Couverture d ela première édition de 1986
La lecture de ce livre m'a fait passer par bien des états.
J'ai été attendrie devant la volonté de cette femme à essayer d' échapper à son funeste destin, qui, comme la majorité des femmes de l'époque, l'attendait : Les fiançailles, le mariage, les enfants. Élever ses enfants, faire la cuisine, gérer la maison et attendre la mort voilà ce qui l'attendait, elle le dit elle-même. Une vie sans perspectives de changements, une vie sans voyages... Certes, grâce à sa volonté et à sa ténacité elle parvient à contourner cette vie quelques temps, mais à quel prix !
J'ai pleuré devant la détresse de toutes ses femmes, enceintes d'un enfant qu'elles ne désiraient pas et dont la venue au monde aurait détruite leurs vies.
Je me suis indignée devant la loi de 1920 qui avait pour but d'interdire l'avortement des femmes pour deux grandes raisons : Combler le trou démographique suite aux pertes de la Première Guerre Mondiale mais aussi rivaliser avec les pays voisins de la France ( et notamment l'Allemagne), qui avaient un taux de natalité plus élevé.
J'ai frissonné lorsque j'ai découvert la loi du 15 Février 1942, qui aggravait la loi précédente, loi selon laquelle l'avortement devenait un crime contre la sûreté de l' État est devenait passible de la peine de mort.
J'ai repris espoir, souhaité de toutes mes forces la grâce de Marie-Louise Giraud lorsque son avocat et d'autres personnes lui assuraient qu'elle serait bientôt libérée, qu'il ne s'était jamais vu une peine de mort prononcée pour des avortements. Ils se trompaient.
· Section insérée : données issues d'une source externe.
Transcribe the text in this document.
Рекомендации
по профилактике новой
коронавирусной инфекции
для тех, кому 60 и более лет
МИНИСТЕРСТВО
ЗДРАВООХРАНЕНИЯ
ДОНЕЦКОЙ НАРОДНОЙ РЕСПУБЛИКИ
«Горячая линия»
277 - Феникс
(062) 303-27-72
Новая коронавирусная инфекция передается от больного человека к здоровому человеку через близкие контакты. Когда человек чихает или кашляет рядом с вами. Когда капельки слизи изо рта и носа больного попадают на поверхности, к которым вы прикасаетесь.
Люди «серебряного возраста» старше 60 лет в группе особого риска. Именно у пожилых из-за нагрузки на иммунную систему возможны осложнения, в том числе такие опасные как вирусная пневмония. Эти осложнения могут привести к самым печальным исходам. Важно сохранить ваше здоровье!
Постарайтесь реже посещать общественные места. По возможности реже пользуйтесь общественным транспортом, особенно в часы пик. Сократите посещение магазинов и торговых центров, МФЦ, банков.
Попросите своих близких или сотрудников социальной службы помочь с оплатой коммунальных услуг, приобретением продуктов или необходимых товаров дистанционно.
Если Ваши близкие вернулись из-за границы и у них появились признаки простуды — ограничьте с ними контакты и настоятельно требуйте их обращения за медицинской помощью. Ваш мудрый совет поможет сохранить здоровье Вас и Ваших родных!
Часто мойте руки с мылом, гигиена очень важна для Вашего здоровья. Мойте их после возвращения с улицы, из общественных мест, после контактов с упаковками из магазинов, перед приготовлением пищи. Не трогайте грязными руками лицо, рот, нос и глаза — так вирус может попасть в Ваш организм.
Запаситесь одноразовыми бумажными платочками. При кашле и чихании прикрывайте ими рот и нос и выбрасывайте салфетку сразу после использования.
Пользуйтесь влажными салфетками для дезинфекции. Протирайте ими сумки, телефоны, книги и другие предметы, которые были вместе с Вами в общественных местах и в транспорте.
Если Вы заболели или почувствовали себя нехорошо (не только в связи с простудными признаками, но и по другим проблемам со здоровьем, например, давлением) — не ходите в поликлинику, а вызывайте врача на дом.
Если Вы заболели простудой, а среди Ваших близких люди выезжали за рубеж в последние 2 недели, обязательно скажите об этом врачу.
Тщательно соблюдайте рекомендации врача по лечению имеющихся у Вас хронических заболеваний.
Je me suis énervée, lorsque le système judiciaire de la France sous l 'Occupation, des plus injustes et ne prenant aucunement appui sur les lois, est expliqué." La folie de la guerre " , je ne vois pas d'autre explication devant la désorganisation et l'injustice de ces tribunaux corrompus.
Enfin, mon estomac s'est noué lorsque Marie-Louise Giraud apprend qu'elle ne sera pas grâciée. Comment faire face à la mort ? Comment s'y résoudre ? Comment se préparer à passer de " l'autre côté " ? Emprisonnée de solitude et de questions sans réponses, Marie-Louise a dû y faire face.
J'espère vous avoir donné envie de lire ce livre et, si cela est le cas, bonne lecture !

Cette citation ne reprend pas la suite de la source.